Ain't No Bull - John Messerly

   What had started as a routine reconnaissance mission changed dramatically when the call came in, over the radio, from a Prairie Fire team somewhere in the southern part of my area. The Special Forces team leader on the other end of the conversation was out of breath and talking fast. They had been discovered by a small force of NVA regulars while scouting the trail, and were now on the run with the bad guys in hot pursuit. The jungle would soon be crawling with troops. The team was trying to make it to a clearing where helicopters could get in and pick them up. What they needed most, right now, was for me to get the rescue in motion and to be available with air cover if things turned sour before they could get to an “LZ.” I requested their best estimate of their position and headed in the general direction, while calling Hillsboro to start coordinating the extraction process. The team was as tough as nails and could put up a heck of a fight, but with each hour that passed, they would become more outnumbered and eventually surrounded. The NVA knew of many of the old LZs and would probably send troops to cover the likely ones. Time was critical because the longer it took to extract the team, the greater the chance of getting into a really nasty fight, and possibly either losing the team or some of the support helicopters and aircraft.

Once in the vicinity of the fleeing team, I set up a random orbit to keep from giving away the team’s position and direction of movement. The team would check in every thirty minutes or so to keep me posted on their movements. Hillsboro called back with the plan of action. It would be at least two more hours before the Army’s “Slicks” and the “Cobra” gunships would be on station. “Spads” out of Pleiku would be the close air support with “nape,” CBU, and “guns.” Another Covey FAC was on the way to relieve me. Since I would be out of fuel by then, I suggested my soon-to-arrive “regular” replacement take over my communications watch on the team while I flew to Dak To to refuel. I would then return to watch over the team until the extraction force arrived.

Hillsboro approved the plan, as I was the only Prairie Fire qualified FAC available at the time. My replacement had just checked in with Hillsboro and was sent to my frequency. I hastily briefed the team on the plan and filled in the new FAC on the situation, while “pushing” the O-2A as fast as it would go to the Dak To airstrip. The field was coming into view as I signed off with my replacement. Scanning the Dak To area for helicopters, I broadcast that I was landing for immediate refueling. I was pretty much “on fumes” by then and couldn’t mess around in a landing queue. I flew low to scan the runway before pulling up into a tight closed pattern. “Tower, are those rocks on the end of the runway?” “Negative, Covey, just cow-pies from some local bovines.” With the gear locked down and full flaps, I touched down just beyond the malodorous mounds and stopped well before the end of the runway. The engines sputtered and were silent as I switched them off and rolled to a stop next to the fuel bladders. In a few minutes I had the little Oscar Deuce fueled and ready for flight.

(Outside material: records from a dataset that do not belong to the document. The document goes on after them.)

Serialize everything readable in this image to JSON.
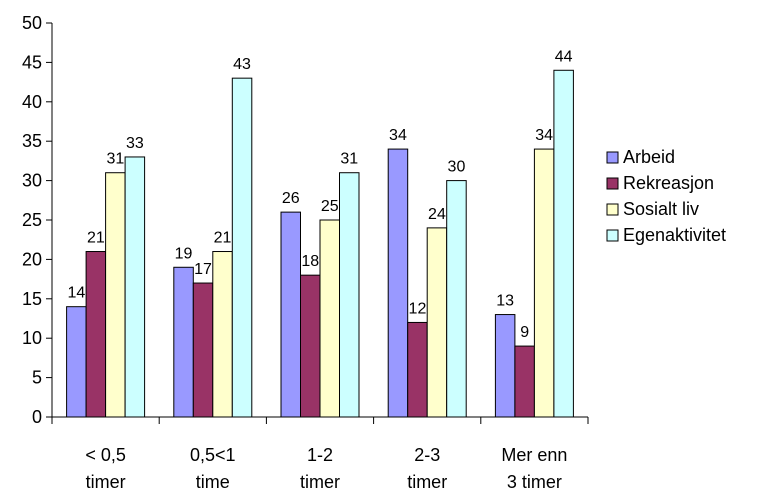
{
  "chart_data": {
    "type": "bar",
    "categories": [
      [
        "< 0,5",
        "timer"
      ],
      [
        "0,5<1",
        "time"
      ],
      [
        "1-2",
        "timer"
      ],
      [
        "2-3",
        "timer"
      ],
      [
        "Mer enn",
        "3 timer"
      ]
    ],
    "series": [
      {
        "name": "Arbeid",
        "color": "#9999ff",
        "values": [
          14,
          19,
          26,
          34,
          13
        ]
      },
      {
        "name": "Rekreasjon",
        "color": "#993366",
        "values": [
          21,
          17,
          18,
          12,
          9
        ]
      },
      {
        "name": "Sosialt liv",
        "color": "#ffffcc",
        "values": [
          31,
          21,
          25,
          24,
          34
        ]
      },
      {
        "name": "Egenaktivitet",
        "color": "#ccffff",
        "values": [
          33,
          43,
          31,
          30,
          44
        ]
      }
    ],
    "ylim": [
      0,
      50
    ],
    "yticks": [
      0,
      5,
      10,
      15,
      20,
      25,
      30,
      35,
      40,
      45,
      50
    ],
    "legend_position": "right",
    "grid": false,
    "title": "",
    "xlabel": "",
    "ylabel": ""
  }
}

The engines restarted and I taxied to the runway in a cloud of dust from the spinning props. Heavier now, the Cessna “push-pull” lumbered down the runway at maximum power, staggering into the air as the end of the runway disappeared under the nose.
Back on station, I took over the watch of the team until the extraction FAC arrived. After briefing him on the situation, I signed off and headed home to Pleiku for a cool shower, hot meal, and a soft bed. I was not, however, prepared for the reception I got from the crew chief as I taxied smartly into the revetment. The look of disbelief on his face rapidly turned to disgust and dismay!
Dismounting my trusty O-2A, I turned to look at where he was waving his arms and pointing. The smell hit my nostrils just as my eyes beheld the specter of the poor little Cessna camouflaged with cow manure from the belly to top of the tail! The props, at full power on takeoff from Dak To, had picked up and flung the fresh deposits all over the bottom, sides, and twin-tails of the aircraft! What a MESS! What a SMELL!

The crew chief was practically apoplectic! I apologized profusely and offered to do the wash down, but the crew chief sputtered, “Aw Lieutenant, just get out of my sight. We’ll take care of it—just go!” I hastily withdrew into the OPS building for my debrief and, I suspected, a heaping dose of “poo-poo” jokes at my expense. The team? With darkness approaching, they were able to shake their pursuit and settle into the jungle for the night.